Mel: On the last Thursday of May, May 26, we will welcome Toni Buzzeo to our ICL Chat Room once again. Toni is a children's picture book author whose career burgeoned quickly just a few years ago, so that last year Toni had to retire from her school media director position to devote full time to children's writing. Toni Buzzeo is the author of The Sea Chest, the story of remarkable lighthouse happenings. Toni has also published Dawdle Duckling, and Little Loon and Papa. Just this past January Toni published a sequel to Dawdle Duckling, Ready or Not, Dawdle Duckling. We will catch up with Toni in her busy schedule of writing and visiting schools on May 26. Can you come then, chatsters?

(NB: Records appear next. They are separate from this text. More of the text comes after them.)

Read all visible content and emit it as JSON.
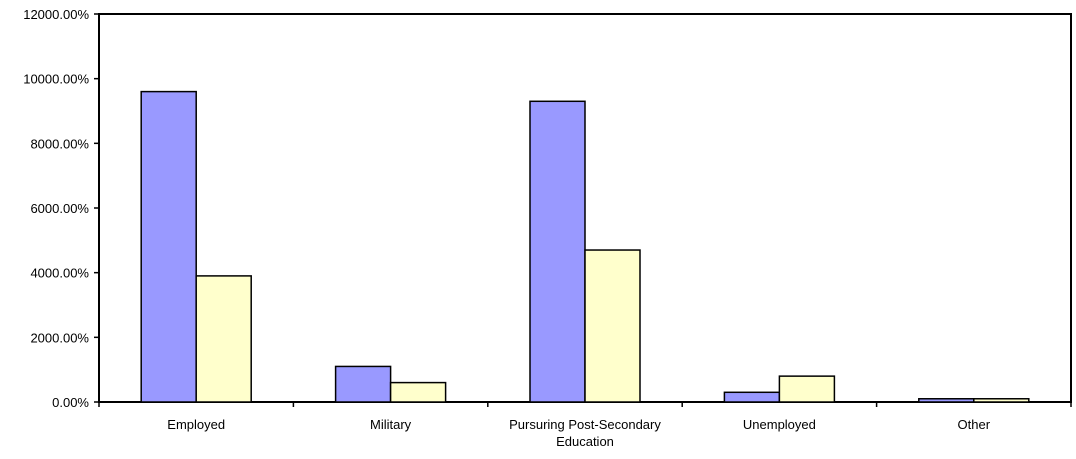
{
  "chart_data": {
    "type": "bar",
    "categories": [
      [
        "Employed"
      ],
      [
        "Military"
      ],
      [
        "Pursuring Post-Secondary",
        "Education"
      ],
      [
        "Unemployed"
      ],
      [
        "Other"
      ]
    ],
    "series": [
      {
        "values": [
          9600,
          1100,
          9300,
          300,
          100
        ],
        "color": "#9999ff"
      },
      {
        "values": [
          3900,
          600,
          4700,
          800,
          100
        ],
        "color": "#ffffcc"
      }
    ],
    "y_ticks": [
      "0.00%",
      "2000.00%",
      "4000.00%",
      "6000.00%",
      "8000.00%",
      "10000.00%",
      "12000.00%"
    ],
    "ylim": [
      0,
      12000
    ],
    "grid": false,
    "legend": "none"
  }
}
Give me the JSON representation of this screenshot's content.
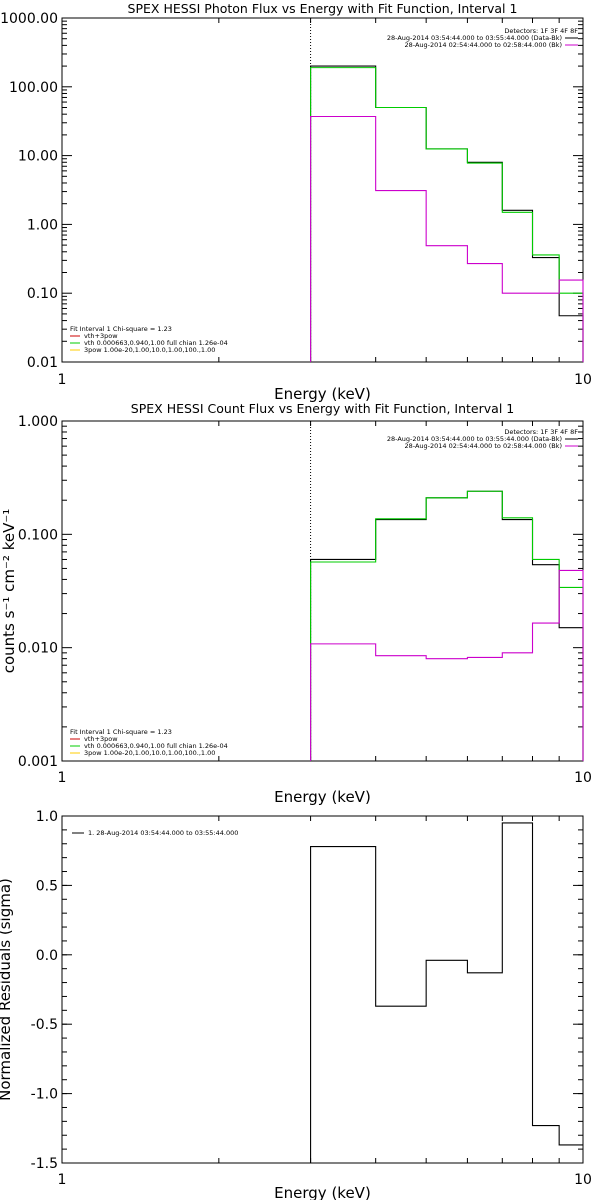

Mel: Phyllis Reynolds Naylor, WARM THANKS to you again for chatting with us tonight! It's been such a RICH experience for us to sit and chat with you here this evening. All that we write for children, from picture books to young adult novels, will be the better for your having been our guest tonight. We wish you well in your continuing writing for children, and we'll be looking for more of Alice, and books in all the genres you write so successfully in, in the future!

omalizzie: I am in awe of Phyllis Reynolds Naylor—very inspiring chat!

Melanie Cardell: Thanks, Phyllis Reynolds Naylor, for such a great body of work that is so accessible and valuable to young readers! I am a school librarian and I love to steer my readers, especially the thinking ones, to your books!

Phyllis: I'm so pleased.

Mel: GOODNIGHT, EVERYchildren'sWRITER!